Dr. Stuart Lipton, who collaborated on this work with Ding, noted in a press release that the technology provides researchers the ability to "very rapidly model neurodegenerative diseases in a dish by making nerve cells from individual patients in just a matter of days—rather than the months required previously." Lipton directs the Del E. Webb Neuroscience, Aging and Stem Cell Research Center at Sanford-Burnham Medical Research Institute.
"This work could have important ramifications for patients and families who suffer at the hands of neurodegenerative diseases such as Alzheimer's, Parkinson's and Huntington's disease," Dr. Lennart Mucke, director of neurological research at Gladstone, added in a press release about the discovery. "Dr.

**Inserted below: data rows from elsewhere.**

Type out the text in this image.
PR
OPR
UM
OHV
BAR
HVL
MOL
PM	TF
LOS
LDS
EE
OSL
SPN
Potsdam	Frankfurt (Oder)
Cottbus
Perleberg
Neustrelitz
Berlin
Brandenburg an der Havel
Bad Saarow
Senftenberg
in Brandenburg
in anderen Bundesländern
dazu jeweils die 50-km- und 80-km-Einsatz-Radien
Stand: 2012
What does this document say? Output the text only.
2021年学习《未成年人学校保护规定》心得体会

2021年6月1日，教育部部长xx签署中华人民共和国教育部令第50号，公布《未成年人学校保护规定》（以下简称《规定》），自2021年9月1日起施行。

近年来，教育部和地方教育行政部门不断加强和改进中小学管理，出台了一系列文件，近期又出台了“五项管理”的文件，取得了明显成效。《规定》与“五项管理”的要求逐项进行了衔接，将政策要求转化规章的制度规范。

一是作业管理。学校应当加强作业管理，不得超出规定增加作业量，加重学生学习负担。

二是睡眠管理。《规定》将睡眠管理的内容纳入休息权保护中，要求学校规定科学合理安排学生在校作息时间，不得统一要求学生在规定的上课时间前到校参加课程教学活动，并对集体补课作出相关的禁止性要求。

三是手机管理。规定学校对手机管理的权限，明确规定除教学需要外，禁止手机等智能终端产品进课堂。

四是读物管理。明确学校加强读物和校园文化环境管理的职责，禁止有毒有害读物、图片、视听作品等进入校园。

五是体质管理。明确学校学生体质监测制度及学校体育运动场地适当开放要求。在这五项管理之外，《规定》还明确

Ding's latest research offers new hope for the process of developing medications for these diseases, as well as for the possibility of cell-replacement therapy to reduce the trauma of millions of people affected by these devastating and irreversible conditions."
Ding says the next step for this research is to develop a more efficient method of reprogramming the cells, one that is scalable and "allows manufacture of these reprogrammed cells safely under GMP conditions." Researchers will also need to further study the process and test the cells in animal models to determine their safety and efficacy in vivo, he says, in addition to determining which diseases or injuries the reprogrammed cells are best suited for as potential treatments.
The reprogrammed cells are not ready for transplantation, Ding noted in a press release, but this development "removes some of the major technical hurdles to using reprogrammed cells to create transplant-ready cells for a host of diseases."
"I think with any early stage/breakthrough biomedical discovery, it will typically take at least 10 years to mature into safe medicine," says Ding. "But with the unprecedented pace in biomedical research, especially significant enthusiasm and investment in stem cell research and therapeutic development, it may take shorter to mature this type of technology."
The research detailed in the paper, entitled "Direct Reprogramming of Adult Human Fibroblasts to Functional Neurons under Defined Conditions," was performed at The Scripps Research Institute. The authors of the paper include, in addition to Ding and Lipton, Rajesh Ambasudhan of the Department of Chemistry at Scripps and the Del E. Webb Center for Neuroscience, Aging and Stem Cell Research at Sanford-Burnham Medical Research Institute; Maria Talantova of the Del E. Webb Center; Ronald Coleman and Xu Yuan of the Department of Chemistry at Scripps; and Saiyong Zhu of the Department of Chemistry at Scripps and the Department of Pharmaceutical Chemistry at Gladstone.
Gladstone, which is affiliated with the University of California San Francisco (UCSF), is an independent biomedical-research organization that furthers its work in its three major areas of focus—neurodegenerative disease, cardiovascular disease and viral infections—through stem cell research.